The sample names stored in the column names here match the sample names stored in the row names in our metadata dataframe. We can check this.
length(intersect(row.names(expt_metadata), # see how many (length function) names overlap (intersect function) between the row names (row.names function) of expt_metadata...
colnames(expt_matrix))) # ... and the column names (colnames function) of expt_matrix
## [1] 12
We can now create our Seurat object
Seurat_object <- CreateSeuratObject(count = expt_matrix,
meta.data = expt_metadata) # create our Seurat object
Seurat_object # see the number of genes (features) and cells (samples) in our object - it matches the corresponding dimensions of our initial data
## An object of class Seurat
## 19731 features across 12 samples within 1 assay
## Active assay: RNA (19731 features, 0 variable features)
Both our metadata and our count matrix information, matched by sample names, are now stored in the Seurat object.

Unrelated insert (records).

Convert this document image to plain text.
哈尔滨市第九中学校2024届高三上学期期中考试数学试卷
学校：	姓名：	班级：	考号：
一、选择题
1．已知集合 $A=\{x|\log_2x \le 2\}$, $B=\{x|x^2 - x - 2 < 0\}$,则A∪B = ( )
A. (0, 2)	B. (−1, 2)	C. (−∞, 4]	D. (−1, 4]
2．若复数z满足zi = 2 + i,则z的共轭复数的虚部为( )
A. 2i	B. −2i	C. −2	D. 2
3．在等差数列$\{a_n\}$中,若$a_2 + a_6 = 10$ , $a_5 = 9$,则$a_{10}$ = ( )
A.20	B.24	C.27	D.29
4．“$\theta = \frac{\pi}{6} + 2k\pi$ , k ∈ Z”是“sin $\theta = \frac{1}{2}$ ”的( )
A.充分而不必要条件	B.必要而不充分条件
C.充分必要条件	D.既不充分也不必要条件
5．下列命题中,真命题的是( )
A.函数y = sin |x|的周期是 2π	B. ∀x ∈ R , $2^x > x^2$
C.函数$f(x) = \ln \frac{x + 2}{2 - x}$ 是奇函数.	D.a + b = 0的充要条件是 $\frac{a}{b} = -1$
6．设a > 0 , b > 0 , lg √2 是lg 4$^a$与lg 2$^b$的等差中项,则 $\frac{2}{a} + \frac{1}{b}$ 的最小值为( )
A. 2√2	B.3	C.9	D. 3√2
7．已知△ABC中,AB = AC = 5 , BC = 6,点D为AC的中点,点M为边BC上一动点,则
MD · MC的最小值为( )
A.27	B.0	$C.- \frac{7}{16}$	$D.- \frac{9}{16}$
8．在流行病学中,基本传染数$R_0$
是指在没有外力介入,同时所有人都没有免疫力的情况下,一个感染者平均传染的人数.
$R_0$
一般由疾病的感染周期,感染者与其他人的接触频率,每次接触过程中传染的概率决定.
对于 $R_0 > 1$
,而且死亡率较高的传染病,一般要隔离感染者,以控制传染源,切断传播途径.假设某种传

Seurat_object@meta.data[,1:6] # see our metadata
## orig.ident nCount_RNA nFeature_RNA Sample Treatment Age
## VA1 SeuratProject 8918135 14784 VA1 Vehicle Adult
## VA2 SeuratProject 8706077 14954 VA2 Vehicle Adult
## VA3 SeuratProject 8030799 14842 VA3 Vehicle Adult
## DA1 SeuratProject 6006648 14605 DA1 20mgkg_at_E65to95 Adult
## DA2 SeuratProject 7418558 14756 DA2 20mgkg_at_E65to95 Adult
## DA3 SeuratProject 6997251 14792 DA3 20mgkg_at_E65to95 Adult
## VE1 SeuratProject 24977800 16900 VE1 Vehicle Embryonic
## VE2 SeuratProject 22332557 16900 VE2 Vehicle Embryonic
## DE1 SeuratProject 23473360 17045 DE1 20mgkg_at_E65to95 Embryonic
## DE2 SeuratProject 22869158 16958 DE2 20mgkg_at_E65to95 Embryonic
## DE3 SeuratProject 21601847 16980 DE3 20mgkg_at_E65to95 Embryonic
## DEI SeuratProject 23721425 17248 DEI Vehicle Embryonic
Seurat_object@assays$RNA@counts[1:5, ] # see the first 5 rows of our count matrix
## 5 x 12 sparse Matrix of class "dgCMatrix"
## [[ suppressing 12 column names 'VA1', 'VA2', 'VA3' ... ]]
##
## 0610009B22Rik 195 195 218 166 201 191 325 262 300 288 253 170
## 0610009E02Rik 10 7 5 1 2 4 137 20 9 6 14 75
## 0610009L18Rik 149 130 175 99 159 120 41 41 51 41 32 43
## 0610010F05Rik 123 117 106 107 98 120 499 512 508 594 512 445
## 0610010K14Rik 2 . 3 . 2 . 1128 882 941 944 1064 1216
Our data is stored in one Seurat object now. There are a few changes we should note.
Our metadata now has a few extra columns at the beginning, like n_Count_RNA and n_Feature_RNA, which represent the total number of reads and the number of detected genes in each sample. This was generated by Seurat.
Our count matrix is now stored as a sparse matrix, where 0’s are replaced with “.”. This is also done by Seurat, with the intention to save memory space.
Next class we will work on data processing and analysis within Seurat and other packages.